The choice of the population in a phlebotomy study can make the difference when the results are generalized to a different population. For instance, evidences on mechanical factors gathered in healthy subjects may not suit oncologic patients having chronic lymphocytic leukaemia or under tamoxifen treatment, in that they show an abnormal cell fragility (47, 48). Conversely, the same cohort might suit the investigation on false positives in laboratory testing of general population due to pre-analytical errors in phlebotomy.

Calibrating the study

A study should be meant to detect the meaningful effect size of a factor, avoiding both excessive (over-powered) or scarce (under-powered) sensitivity (49). Study sensitivity depends on the particular statistical test adopted to assess significance, as well as on the size of the cohort that was chosen to carry out experiments (50-52). As the sample size has the larger impact since can be more easily varied by the researcher, its strict management should be meant for achieving the appropriate study calibration and avoiding unreliable results (see Appendix A) (53).

Invasive procedures naturally tend to rely on a small cohort, and in phlebotomy, some of the experiments even require multiple vein accessioning (e.g. the comparison of butterfly versus straight needle). Moreover, some medical conditions can further complicate the enrolment of patients. For instance, it could be easy to adequately size the study when the enrolment concerns subjects under oral anticoagulant therapy with INR between 2 and 3, but the situation could markedly change at higher values of INR (38, 43). A practical way of properly sizing a study consists in starting from an expected magnitude of the effect, that for instance could be estimated by means of retrospective calculations using previously available data (54). Then, the required sample size can be achieved inputting the value thereby obtained into stand-alone freely-available dedicated software as well as on-line web tools, choosing the statistical test that is going to be used (55-57).
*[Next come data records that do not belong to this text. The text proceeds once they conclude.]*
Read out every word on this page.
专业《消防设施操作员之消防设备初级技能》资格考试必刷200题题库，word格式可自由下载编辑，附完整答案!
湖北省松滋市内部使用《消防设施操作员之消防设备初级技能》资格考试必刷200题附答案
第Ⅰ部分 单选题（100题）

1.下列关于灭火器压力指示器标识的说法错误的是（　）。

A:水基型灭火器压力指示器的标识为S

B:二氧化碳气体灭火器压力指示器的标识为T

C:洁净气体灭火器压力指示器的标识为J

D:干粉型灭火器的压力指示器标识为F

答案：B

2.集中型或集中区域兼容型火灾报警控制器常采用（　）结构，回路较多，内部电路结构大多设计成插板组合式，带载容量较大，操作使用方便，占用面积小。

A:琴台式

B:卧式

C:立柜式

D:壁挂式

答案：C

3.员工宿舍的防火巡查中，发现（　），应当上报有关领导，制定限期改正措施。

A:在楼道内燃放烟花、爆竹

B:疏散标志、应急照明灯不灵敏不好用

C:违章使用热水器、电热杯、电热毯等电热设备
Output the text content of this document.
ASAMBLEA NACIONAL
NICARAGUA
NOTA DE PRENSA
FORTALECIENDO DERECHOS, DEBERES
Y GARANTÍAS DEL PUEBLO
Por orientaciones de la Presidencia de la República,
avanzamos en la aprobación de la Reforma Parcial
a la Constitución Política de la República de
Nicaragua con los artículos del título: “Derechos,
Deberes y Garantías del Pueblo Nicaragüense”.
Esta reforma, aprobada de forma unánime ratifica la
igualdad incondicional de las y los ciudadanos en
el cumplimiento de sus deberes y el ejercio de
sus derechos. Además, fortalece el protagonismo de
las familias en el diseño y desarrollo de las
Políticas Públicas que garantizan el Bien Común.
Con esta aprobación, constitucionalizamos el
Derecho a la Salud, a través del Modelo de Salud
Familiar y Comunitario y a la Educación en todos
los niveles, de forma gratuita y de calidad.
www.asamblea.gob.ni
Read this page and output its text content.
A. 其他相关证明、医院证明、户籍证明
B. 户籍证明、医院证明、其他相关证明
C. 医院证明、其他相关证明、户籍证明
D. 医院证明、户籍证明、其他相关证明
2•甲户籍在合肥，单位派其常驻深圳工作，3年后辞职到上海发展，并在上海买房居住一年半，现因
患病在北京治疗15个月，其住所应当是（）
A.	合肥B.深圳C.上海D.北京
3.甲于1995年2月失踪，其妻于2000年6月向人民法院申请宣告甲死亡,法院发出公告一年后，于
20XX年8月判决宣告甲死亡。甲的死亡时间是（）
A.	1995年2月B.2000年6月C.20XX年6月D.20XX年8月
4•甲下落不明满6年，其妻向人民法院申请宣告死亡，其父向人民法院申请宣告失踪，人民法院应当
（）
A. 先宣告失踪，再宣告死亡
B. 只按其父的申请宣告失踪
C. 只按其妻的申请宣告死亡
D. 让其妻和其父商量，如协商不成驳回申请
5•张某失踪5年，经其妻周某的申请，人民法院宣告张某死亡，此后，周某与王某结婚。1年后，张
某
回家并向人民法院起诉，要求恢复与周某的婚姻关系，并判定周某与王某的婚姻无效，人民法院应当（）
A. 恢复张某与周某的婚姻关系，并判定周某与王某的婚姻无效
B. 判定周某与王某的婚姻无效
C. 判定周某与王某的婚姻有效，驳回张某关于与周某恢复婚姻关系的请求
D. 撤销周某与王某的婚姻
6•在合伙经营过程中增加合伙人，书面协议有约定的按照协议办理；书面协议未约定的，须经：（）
Beside calibration, a study should also rely on an accurate data validation, achieved assessing the dataset shape. A normality test is useful to show any eventual significant distortion produced by erratic observations, for instance like the ones that can arise due to biological variation (outliers) (58). It should be remarked that skewness markedly affects parametric statistics (Student’s t-test), so that the choice between parametric and non-parametric tests should be made carefully and not only basing on the sample size (59-61). Indeed, the choice of the inappropriate statistical test is responsible of a deflation of sensitivity, that is already an issue of small-sized studies (51). Therefore, data validation should be mandatorily carried out as strictly as possible.

Setting the procedures

Procedures used to investigate pre-analytical factors should be standardized, as the reliability of such a study strictly relies on their correct application and execution. Indeed, the lack of standardization could introduce uncontrolled confounding factors that might lead to contradictory findings, as it was shown happening for the “fasting” condition or the venous stasis induction (24, 62). Thus, if a referenced protocol is currently unavailable, the author should detail what was performed instead of using general terms or descriptions (e.g. “venous stasis was induced applying an elastic tourniquet at 5 cm above the site of insertion, inducing an equivalent pressure to 60 mmHg, holding in place for 1 minute after 21G needle insertion” instead of “samples were collected after venous stasis was induced”).

With respect to laboratory tests used as part of the experimental procedures, the recommendation concerns the way they should be arranged when the study deals with a panel of multiple analytes. Actually, this implies that the same cohort is independently tested several times (once for each analyte) within the same experimental framework, a fact that rises some concerns on reliability due to the probabilistic nature of the statistical assessment (53). In fact, it causes an inflation of the rate of falsely significant results, requiring an opportune correction like an upward adjustment of the P-value through appropriate statistical procedures (see Appendix B for details) (63, 64).

Maximizing the design

The methodological framework of pre-analytical investigations should maximize the reliability and consistency of the achieved information. Thus, the approach based on assessing the effect of factor, the bias and the agreement within the same design as separate entities through distinct statistical methods should be discouraged since inappropriate and unnecessary.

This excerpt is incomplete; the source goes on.